21. L’Assemblée invite les États membres du Conseil de l’Europe:
21.1 à continuer à faire pression pour que les journalistes internationaux accrédités et les professionnel·les des médias puissent accéder immédiatement, librement et en toute sécurité à Gaza afin de pouvoir observer et rendre compte de la situation sur le terrain;
21.2 à demander et à faciliter l’évacuation des journalistes palestiniens et de leurs familles de Gaza, et à leur fournir un soutien psychologique et matériel, lorsque cela est nécessaire, pour leur protection immédiate.
22. L’Assemblée exhorte la Cour pénale internationale à enquêter sur les crimes de guerre présumés commis par l’armée israélienne contre des journalistes à Gaza.

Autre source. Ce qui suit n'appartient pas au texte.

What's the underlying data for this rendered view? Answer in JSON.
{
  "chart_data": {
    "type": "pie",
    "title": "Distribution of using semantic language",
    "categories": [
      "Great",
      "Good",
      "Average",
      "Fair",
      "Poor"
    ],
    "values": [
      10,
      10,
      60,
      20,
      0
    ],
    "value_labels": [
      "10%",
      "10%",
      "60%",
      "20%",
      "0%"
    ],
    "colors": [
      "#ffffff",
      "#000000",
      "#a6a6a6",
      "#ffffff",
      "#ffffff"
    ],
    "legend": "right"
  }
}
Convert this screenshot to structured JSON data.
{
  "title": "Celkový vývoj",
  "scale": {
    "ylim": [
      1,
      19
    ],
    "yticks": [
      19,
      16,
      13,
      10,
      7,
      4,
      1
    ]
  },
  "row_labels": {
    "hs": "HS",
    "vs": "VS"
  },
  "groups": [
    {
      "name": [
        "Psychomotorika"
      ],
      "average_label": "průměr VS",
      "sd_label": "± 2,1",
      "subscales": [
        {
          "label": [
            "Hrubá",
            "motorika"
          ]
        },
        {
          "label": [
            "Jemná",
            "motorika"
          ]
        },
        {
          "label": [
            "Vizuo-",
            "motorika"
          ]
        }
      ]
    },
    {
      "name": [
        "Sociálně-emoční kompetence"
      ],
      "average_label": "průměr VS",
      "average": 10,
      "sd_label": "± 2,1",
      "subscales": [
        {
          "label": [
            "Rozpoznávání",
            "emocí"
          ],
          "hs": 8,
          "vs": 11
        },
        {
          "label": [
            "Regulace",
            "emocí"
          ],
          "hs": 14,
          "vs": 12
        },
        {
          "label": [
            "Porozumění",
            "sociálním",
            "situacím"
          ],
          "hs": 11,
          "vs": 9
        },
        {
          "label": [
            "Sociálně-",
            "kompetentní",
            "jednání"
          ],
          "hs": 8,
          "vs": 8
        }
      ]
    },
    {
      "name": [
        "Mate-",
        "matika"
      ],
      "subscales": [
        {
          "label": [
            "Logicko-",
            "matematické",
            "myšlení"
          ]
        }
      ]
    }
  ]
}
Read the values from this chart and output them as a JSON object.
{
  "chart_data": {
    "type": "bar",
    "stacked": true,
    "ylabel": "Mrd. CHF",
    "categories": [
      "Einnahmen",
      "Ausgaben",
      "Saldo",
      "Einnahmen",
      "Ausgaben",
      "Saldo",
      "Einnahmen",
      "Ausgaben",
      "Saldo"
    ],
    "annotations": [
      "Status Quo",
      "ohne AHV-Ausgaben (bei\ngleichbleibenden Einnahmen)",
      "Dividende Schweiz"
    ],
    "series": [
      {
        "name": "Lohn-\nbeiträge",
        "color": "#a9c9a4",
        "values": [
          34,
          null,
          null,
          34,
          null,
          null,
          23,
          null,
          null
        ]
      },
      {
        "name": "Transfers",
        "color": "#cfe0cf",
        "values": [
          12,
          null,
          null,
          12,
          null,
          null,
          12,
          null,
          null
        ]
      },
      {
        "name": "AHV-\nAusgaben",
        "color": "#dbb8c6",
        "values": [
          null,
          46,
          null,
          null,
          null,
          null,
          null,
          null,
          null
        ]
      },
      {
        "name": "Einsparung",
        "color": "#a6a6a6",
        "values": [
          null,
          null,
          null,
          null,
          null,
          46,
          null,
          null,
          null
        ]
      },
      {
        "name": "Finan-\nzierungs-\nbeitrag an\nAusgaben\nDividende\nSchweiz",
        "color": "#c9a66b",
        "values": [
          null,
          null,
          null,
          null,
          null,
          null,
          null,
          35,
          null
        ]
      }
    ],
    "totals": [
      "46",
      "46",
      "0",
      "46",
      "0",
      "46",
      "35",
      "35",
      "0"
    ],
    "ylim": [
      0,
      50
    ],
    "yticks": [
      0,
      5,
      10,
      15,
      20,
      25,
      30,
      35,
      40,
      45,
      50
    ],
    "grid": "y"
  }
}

23. En ce qui concerne la flottille mondiale Sumud, l’Assemblée:
23.1 condamne toutes les attaques et tous les actes de harcèlement signalés dont elle fait l’objet et rappelle l’obligation de tous les États de respecter le droit international, en particulier le droit maritime, notamment le devoir de mener des opérations de recherche et de sauvetage lorsque des navires se trouvant dans leurs zones désignées sont en détresse;
23.2 invite les États membres du Conseil de l’Europe à engager des efforts diplomatiques auprès d’Israël afin de garantir la livraison en toute sécurité de l’aide humanitaire par la flottille.